Sustainable and Scalable Polyphenolic Bioadhesives for Hemostasis and Surface Functionalization

Abstract

Adhesive polyphenolic materials, inspired by mussel underwater adhesion, are promising candidates for versatile medical and industrial adhesives. Yet, most synthetic routes remain chemically intensive, energy-demanding, and poorly suited to sustainability and industrial-scale productivity. Conventional EDC/NHS carbodiimide coupling tethering polyphenolic moieties to polymer backbones require costly reagents, multi-step purifications, and extensive dialysis, waste, and scale-up inefficiency. Here, we introduce rapid, simple, coupling agent-free synthetic approach to produce adhesive polyphenolic conjugates entirely from renewable resources.
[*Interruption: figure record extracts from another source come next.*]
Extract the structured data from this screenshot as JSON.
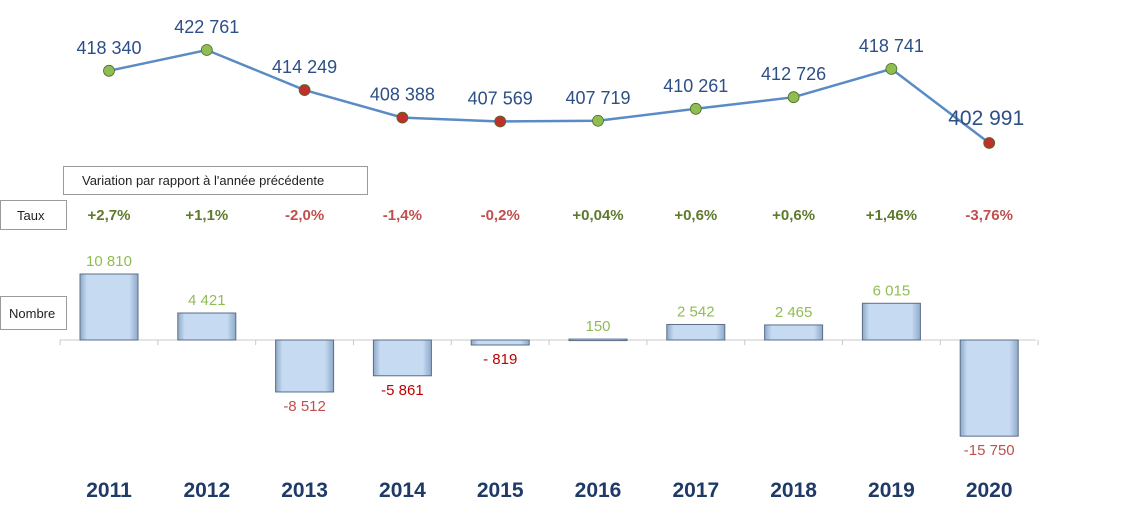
{
  "variation_caption": "Variation par rapport à l'année précédente",
  "row_labels": {
    "taux": "Taux",
    "nombre": "Nombre"
  },
  "colors": {
    "line": "#5b8bc5",
    "label_blue": "#2c4f86",
    "increase": "#5e7a2c",
    "decrease": "#c0504d",
    "dot_green": "#8fbd52",
    "dot_red": "#c0302a",
    "bar_fill": "#c6daf2",
    "year": "#1f3a68"
  },
  "chart_data": {
    "type": "line+bar",
    "categories": [
      "2011",
      "2012",
      "2013",
      "2014",
      "2015",
      "2016",
      "2017",
      "2018",
      "2019",
      "2020"
    ],
    "series": [
      {
        "values": [
          418340,
          422761,
          414249,
          408388,
          407569,
          407719,
          410261,
          412726,
          418741,
          402991
        ],
        "labels": [
          "418 340",
          "422 761",
          "414 249",
          "408 388",
          "407 569",
          "407 719",
          "410 261",
          "412 726",
          "418 741",
          "402 991"
        ],
        "point_colors": [
          "green",
          "green",
          "red",
          "red",
          "red",
          "green",
          "green",
          "green",
          "green",
          "red"
        ]
      },
      {
        "values": [
          10810,
          4421,
          -8512,
          -5861,
          -819,
          150,
          2542,
          2465,
          6015,
          -15750
        ],
        "labels": [
          "10 810",
          "4 421",
          "-8 512",
          "-5 861",
          "- 819",
          "150",
          "2 542",
          "2 465",
          "6 015",
          "-15 750"
        ],
        "label_colors": [
          "increase",
          "increase",
          "decrease",
          "dark_red",
          "dark_red",
          "increase",
          "increase",
          "increase",
          "increase",
          "decrease"
        ]
      }
    ],
    "rates": [
      "+2,7%",
      "+1,1%",
      "-2,0%",
      "-1,4%",
      "-0,2%",
      "+0,04%",
      "+0,6%",
      "+0,6%",
      "+1,46%",
      "-3,76%"
    ],
    "grid": false
  }
}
Specifically, chitosan-1,2,4-benzenetriol (CHI-B) conjugates were synthesized via spontaneous conjugation between fructose-derived biomass, 1,2,4-benzenetriol (BTO), and crustacean-derived chitosan without heating or carbodiimide coupling agents, achieving rapid reaction within 30 minutes at scales reaching tens of liters in a laboratory setting. CHI-B effectively functionalizes challenging substrates such as PTFE and glass, transforming them into large-area superhydrophilic surfaces. Furthermore, CHI-B demonstrated potent hemostatic efficacy in a mouse liver bleeding model, highlighting its potential for biomedical and sustainable industrial applications.